Esta semana y media que he conseguido quedarme solo en casa no está siendo tan productiva como esperaba. Ni leo, ni escribo, ni estudio tanto como pretendía. Sí he superado las cotas de pantalla: he terminado la segunda temporada de Lost y he visto unas cuantas buenas películas. El resto del tiempo lo pierdo de formas mucho más insustanciales.
Sin embargo, hacerme cargo del hogar durante un tiempo me ha permitido reencontrarme con las tareas domésticas. Para muchos son un suplicio, y quizá lo acabaría siendo también para mí si tuviera que realizarlas a lo largo de todo el año, pero yo no puedo evitar encontrarles cierto grado gratificante.
En primer lugar, porque no vienen impuestas. Nadie te obliga a limpiar tu habitación o hacer la compra, sino que eres tú el que encuentra el equilibrio, el punto en que pasar el aspirador es mejor que revolcarse en la mierda; el día que prefieres ir a por comida al mercado a una hora decente, después de haber probado todos los servicios de comida a domicilio del barrio; ese terrible momento en el que descubres que los calzoncillos, una vez usados, no vuelven a aparecer limpios en tu cajón por sí mismos y tienes que enfrentarte a la titánica tarea de hacer la colada. Todo depende de tu nivel de higiene, de la resistencia de tu estómago a la comida basura, del número de veces que le puedas dar la vuelta a los gallumbos -creo que la RAE todavía no se ha pronunciado sobre la ortografía de esta palabra, y Google ofrece resultados bastante parejos-. Todo suficientemente subjetivo.

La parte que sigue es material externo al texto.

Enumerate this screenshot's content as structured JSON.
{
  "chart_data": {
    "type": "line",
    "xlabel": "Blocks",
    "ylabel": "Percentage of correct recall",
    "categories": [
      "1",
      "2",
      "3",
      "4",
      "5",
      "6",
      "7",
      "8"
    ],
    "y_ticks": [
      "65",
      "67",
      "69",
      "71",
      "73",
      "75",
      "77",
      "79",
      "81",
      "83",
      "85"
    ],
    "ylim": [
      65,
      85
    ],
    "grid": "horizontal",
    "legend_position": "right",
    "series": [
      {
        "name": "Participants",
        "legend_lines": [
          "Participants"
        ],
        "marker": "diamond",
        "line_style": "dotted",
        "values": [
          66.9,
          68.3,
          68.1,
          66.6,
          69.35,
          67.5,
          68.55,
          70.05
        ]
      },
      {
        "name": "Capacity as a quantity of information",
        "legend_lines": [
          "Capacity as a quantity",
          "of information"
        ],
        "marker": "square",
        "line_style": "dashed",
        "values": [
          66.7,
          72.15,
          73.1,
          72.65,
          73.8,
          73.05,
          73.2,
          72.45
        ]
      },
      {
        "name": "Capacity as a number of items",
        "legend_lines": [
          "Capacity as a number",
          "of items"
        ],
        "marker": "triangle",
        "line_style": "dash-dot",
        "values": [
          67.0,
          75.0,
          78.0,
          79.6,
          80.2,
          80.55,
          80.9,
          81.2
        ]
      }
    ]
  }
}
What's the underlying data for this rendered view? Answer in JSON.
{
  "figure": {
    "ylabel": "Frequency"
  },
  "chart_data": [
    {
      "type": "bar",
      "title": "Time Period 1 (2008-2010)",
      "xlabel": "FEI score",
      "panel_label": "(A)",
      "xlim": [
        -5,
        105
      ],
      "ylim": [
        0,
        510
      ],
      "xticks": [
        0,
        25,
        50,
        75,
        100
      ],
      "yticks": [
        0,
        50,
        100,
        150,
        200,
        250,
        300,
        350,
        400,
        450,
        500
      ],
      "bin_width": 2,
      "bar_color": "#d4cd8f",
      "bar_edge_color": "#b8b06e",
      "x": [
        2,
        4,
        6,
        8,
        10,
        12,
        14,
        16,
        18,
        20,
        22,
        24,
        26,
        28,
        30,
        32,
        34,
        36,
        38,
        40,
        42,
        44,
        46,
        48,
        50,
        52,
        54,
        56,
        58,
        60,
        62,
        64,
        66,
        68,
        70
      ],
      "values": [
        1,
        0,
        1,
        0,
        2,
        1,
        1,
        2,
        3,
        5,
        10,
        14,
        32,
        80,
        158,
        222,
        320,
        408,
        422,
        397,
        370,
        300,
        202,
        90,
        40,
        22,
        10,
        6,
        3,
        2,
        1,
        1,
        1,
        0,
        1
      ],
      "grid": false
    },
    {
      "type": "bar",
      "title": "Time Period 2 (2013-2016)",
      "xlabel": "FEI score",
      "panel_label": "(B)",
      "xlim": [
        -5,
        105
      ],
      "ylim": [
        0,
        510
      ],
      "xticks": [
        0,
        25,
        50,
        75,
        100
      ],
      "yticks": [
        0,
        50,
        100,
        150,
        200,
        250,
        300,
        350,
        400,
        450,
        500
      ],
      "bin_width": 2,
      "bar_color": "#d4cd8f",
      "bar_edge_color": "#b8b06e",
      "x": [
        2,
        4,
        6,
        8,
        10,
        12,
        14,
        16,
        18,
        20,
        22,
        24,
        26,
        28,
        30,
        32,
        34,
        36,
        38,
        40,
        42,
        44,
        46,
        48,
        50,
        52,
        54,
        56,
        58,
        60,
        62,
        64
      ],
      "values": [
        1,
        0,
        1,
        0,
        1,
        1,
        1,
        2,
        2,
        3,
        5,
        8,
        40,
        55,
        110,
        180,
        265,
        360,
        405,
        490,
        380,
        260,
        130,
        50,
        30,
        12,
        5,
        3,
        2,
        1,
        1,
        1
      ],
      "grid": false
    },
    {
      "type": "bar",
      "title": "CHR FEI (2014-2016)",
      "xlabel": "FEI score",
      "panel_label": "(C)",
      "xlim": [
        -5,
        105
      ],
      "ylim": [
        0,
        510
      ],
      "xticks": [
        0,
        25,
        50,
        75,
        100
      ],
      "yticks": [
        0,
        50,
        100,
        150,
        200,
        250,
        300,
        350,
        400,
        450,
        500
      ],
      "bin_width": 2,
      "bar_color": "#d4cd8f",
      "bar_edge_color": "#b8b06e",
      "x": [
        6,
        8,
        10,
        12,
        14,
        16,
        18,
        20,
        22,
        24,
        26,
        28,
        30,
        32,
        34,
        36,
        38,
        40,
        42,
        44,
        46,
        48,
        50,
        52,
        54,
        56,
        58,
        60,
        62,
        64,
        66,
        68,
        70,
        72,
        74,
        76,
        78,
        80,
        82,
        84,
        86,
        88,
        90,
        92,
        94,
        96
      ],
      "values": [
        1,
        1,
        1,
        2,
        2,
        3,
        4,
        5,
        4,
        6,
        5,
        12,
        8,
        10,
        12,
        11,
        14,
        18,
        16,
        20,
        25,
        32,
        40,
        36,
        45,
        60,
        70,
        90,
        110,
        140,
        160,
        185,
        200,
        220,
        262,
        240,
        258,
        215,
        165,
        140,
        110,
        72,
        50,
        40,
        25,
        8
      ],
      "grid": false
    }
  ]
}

Así, puesto que emprendes la tarea de buen grado, no hay razón para que no sea agradable. Vas al súper cuando quieres, empleas el tiempo necesario y compras lo que te apetece comer. En cuanto a los quehaceres puramente hogareños, todo se hace más fácil con un poco de música. Aprovecha para poner a todo volumen ese disco que te han prestado y no has encontrado el momento de escuchar o aquel otro que llevas tanto sin oír, y prepárate para una sesión de ejercicio moderado que te permitirá seguir las canciones sin problemas. Hasta puedes bailar agarrado a la fregona o a la plancha que nadie te mirará raro.
Además, cuando acabas te sientes a gusto contigo mismo, con la satisfacción del deber cumplido y mucho más limpio. El efecto puede ser tan reparador como una ducha. Al final estas cuestiones de higiene son beneficiosas para la autoestima y el placer personal, más allá de la cruda necesidad.